Good news shared via text and Twitter, bad news on phone
Washington: People prefer communicating good news via text and Twitter while bad news is shared through a more intrusive medium such as telephone, according to a new study.
The means to share personal news - good and bad – have exploded over the last decade, particularly social media and texting. But until now, all research about what is known as "social sharing," or the act of telling others about the important events in our lives, has been restricted to face-to-face interactions.
The study, published in the journal Computers in Human Behaviour, investigated what happens when people share via new media.
Social sharing is very widespread, said study author Catalina Toma, an assistant professor of communication arts at University of Wisconsin, Madison (UW-Madison). "It's almost like the event is not even real until you tell somebody," Toma said. The study, run by graduate student Mina Choi and Toma, included 300 undergraduate students at UW-Madison.
Participants kept track of how sharing affected their emotions by keeping a daily diary, in which they noted what they shared, where they shared it and how they felt both after the event and the sharing had occurred.

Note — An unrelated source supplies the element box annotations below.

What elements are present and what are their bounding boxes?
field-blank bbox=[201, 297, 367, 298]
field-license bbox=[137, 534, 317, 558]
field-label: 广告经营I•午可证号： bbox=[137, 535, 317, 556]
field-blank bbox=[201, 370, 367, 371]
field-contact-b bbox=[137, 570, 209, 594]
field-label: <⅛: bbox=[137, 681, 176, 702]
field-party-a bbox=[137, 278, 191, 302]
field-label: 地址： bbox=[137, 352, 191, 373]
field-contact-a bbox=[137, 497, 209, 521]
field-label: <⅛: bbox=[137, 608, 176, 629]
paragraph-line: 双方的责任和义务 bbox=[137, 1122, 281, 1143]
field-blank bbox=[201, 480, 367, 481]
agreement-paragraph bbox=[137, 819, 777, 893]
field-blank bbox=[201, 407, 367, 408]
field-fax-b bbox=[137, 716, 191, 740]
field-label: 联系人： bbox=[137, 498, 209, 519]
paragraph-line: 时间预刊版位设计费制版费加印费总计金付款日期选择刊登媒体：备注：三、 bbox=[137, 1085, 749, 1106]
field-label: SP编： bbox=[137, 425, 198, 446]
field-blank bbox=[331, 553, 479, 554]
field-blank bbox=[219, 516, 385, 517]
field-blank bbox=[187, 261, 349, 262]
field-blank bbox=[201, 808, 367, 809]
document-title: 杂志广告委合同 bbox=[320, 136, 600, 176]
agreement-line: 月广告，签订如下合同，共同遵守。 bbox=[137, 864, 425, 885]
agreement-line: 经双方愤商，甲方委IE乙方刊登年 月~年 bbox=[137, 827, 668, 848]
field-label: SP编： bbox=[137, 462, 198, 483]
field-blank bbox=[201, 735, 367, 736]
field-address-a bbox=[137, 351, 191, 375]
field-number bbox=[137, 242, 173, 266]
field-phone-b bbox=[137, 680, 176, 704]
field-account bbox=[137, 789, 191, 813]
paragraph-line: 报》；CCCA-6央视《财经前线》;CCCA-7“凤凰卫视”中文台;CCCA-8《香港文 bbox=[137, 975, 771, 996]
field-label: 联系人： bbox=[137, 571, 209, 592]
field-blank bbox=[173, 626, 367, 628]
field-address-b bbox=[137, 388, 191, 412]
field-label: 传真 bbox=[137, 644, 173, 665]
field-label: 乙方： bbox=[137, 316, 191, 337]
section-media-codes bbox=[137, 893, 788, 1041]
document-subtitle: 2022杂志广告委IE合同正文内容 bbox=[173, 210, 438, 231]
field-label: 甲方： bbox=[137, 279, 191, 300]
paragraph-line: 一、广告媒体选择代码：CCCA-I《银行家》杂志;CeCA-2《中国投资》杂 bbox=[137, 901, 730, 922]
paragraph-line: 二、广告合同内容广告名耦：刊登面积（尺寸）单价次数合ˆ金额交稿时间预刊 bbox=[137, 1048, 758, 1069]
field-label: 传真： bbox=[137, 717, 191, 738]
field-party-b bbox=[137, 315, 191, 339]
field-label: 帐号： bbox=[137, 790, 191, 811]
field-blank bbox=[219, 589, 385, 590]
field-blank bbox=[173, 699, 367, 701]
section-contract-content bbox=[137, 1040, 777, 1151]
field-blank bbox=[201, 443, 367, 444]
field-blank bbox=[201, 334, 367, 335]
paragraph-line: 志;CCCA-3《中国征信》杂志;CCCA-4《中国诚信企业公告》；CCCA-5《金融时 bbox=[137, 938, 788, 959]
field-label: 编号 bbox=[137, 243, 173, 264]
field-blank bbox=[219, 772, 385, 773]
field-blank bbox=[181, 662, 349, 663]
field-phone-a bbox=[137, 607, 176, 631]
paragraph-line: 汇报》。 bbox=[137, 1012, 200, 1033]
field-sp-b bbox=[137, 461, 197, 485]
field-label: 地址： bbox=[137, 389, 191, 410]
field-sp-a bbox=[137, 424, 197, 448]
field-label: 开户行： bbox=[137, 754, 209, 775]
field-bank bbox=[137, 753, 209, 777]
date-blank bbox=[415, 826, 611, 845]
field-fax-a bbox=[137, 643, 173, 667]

Results show that nearly 70 per cent of the social sharing in the study took place via some kind of media, whether it was texting, phone calls, Facebook or Twitter. Toma said people use phones, texting and social media to connect with others in a "substantial way."
Further, participants strategically chose the media that could meet their psychological needs. When experiencing positive events, people preferred to share via texting and Twitter, because both media are easily accessible from smartphones and are nonintrusive in that communication partners don't have to reply immediately.
"When something positive happens, you want to tell it right away," Toma said. When experiencing negative events, people could justify interrupting their partners and preferred using the telephone, a more intrusive medium.
"You often hear people say when the phone rings, it's bad news. Our data support that," Toma said. Choi and Toma also found that social sharing via media enhanced the emotional tone of the event. Sharing a positive event increased its impact, an effect known as capitalisation.